One thing I thought was really interesting was that in the experiments looking at both stress and mood, the results were different based on gender. In the stress experiment, the same stressors that increased risk taking behavior in men also decreased risk taking behavior in women. Also in the mood experiments, anger increased risk taking in men while disgust increased risk taking behavior in women. I thought this was an interesting phenomenon especially since men and women behaved the same in neutral states. I was wondering why these differences occur, and what kind of explanations neuroscientists might have for this occurrence? I though this was an interesting question that the textbook didn’t really address and I was wondering if there has been any research done on this topic, and if so what were the results? Also what implications does this difference in behavior have for economic models?


The discussion about the slow demise of the limbic system and the idea of a concentrically older brain, and how this applies to the dual-aspect theory of mind, I found particularly interesting. While I agree that the validity of the limbic system theory has been very much called into question, I would hesitate to conclude from this that there is no truth in the dual-aspect theory of mind (of passions vs. impartial spectator, in Adams' language). To wit, just because different emotions are modulated by very different parts of the brain (and which developed at various times in our evolutionary history), and just because mood is different from emotions and has an impact on behavior and emotions (as well as vice versa) does not mean that there is not a competition between two fundamental "aspects" of the mind. That is to say, just because all emotions are not conferred by a specific and unique part of the brain that is particularly ancient does NOT necessarily indicate that the dual-aspect theory is correct.

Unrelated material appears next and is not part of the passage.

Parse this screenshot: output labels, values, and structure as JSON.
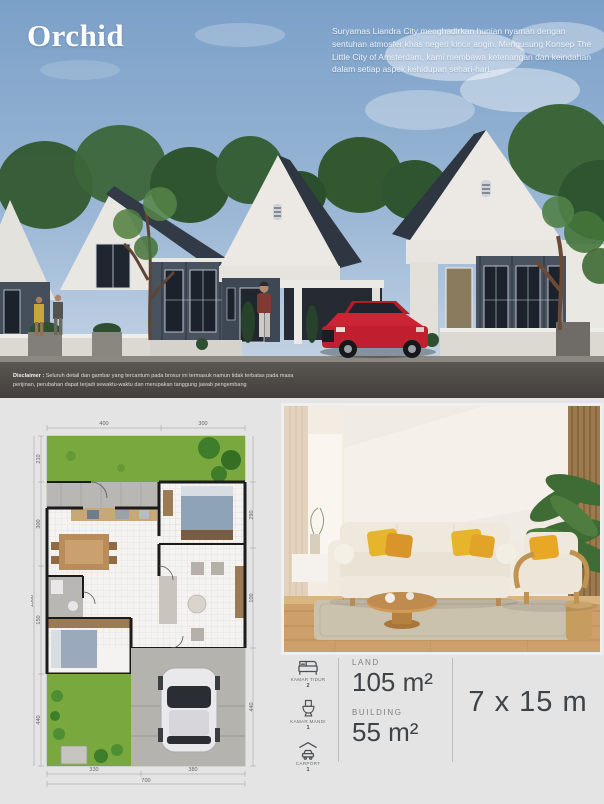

In fact, it could be that, like language, memory, and indeed consciousness itself, the two aspects of mind are conferred in a complex way and are not modulated by a centralized and localized region of the brain, but are instead an “emergent” phenomenon. We truly are on the cusp of a new paradigm of the study of mind, but that does not mean we should rush to throw out purely philosophical or psychological theories and observations about how the mind works. It is my opinion that the dual-aspect theory will be vindicated notwithstanding new research showing that the conventionally described limbic system is outmoded.

Bobby DeStefano

I find it interesting, like many other classmates, that we are not taught about how the metal state of a person effects their preferences. We are taught that if I prefer A to B, that I will always prefer A to B. But this is not the case; my preference can change with the mood I am in. So far this semester we have questioned the idea of rational choice, and this idea that our preferences change depending on mental state may help us overcome the idea that people make irrational decision. The idea of rational choice (if I prefer a to B and B to C, the I prefer A to C) may only hold true in the same mental state.
The Cognitive Dissonance Theory is something that I find to be very interesting. In my other econ classes, I was told that the choices people make are based on their preferences, but was never told that the choices people make effect their preferences. The experiment that Sharot and colleagues conducted in 2010, showed that “simply believing that they had chosen an item increases participants’ preference for that item” (232). I find this particularly interesting because you can see this idea everyday. PC or MAC. I prefer MAC to PC simply because my parents gave me a MAC so now have convinced myself that MACs are better than PCs. But I have friends who prefer PCs to MACs simply because they own a PC.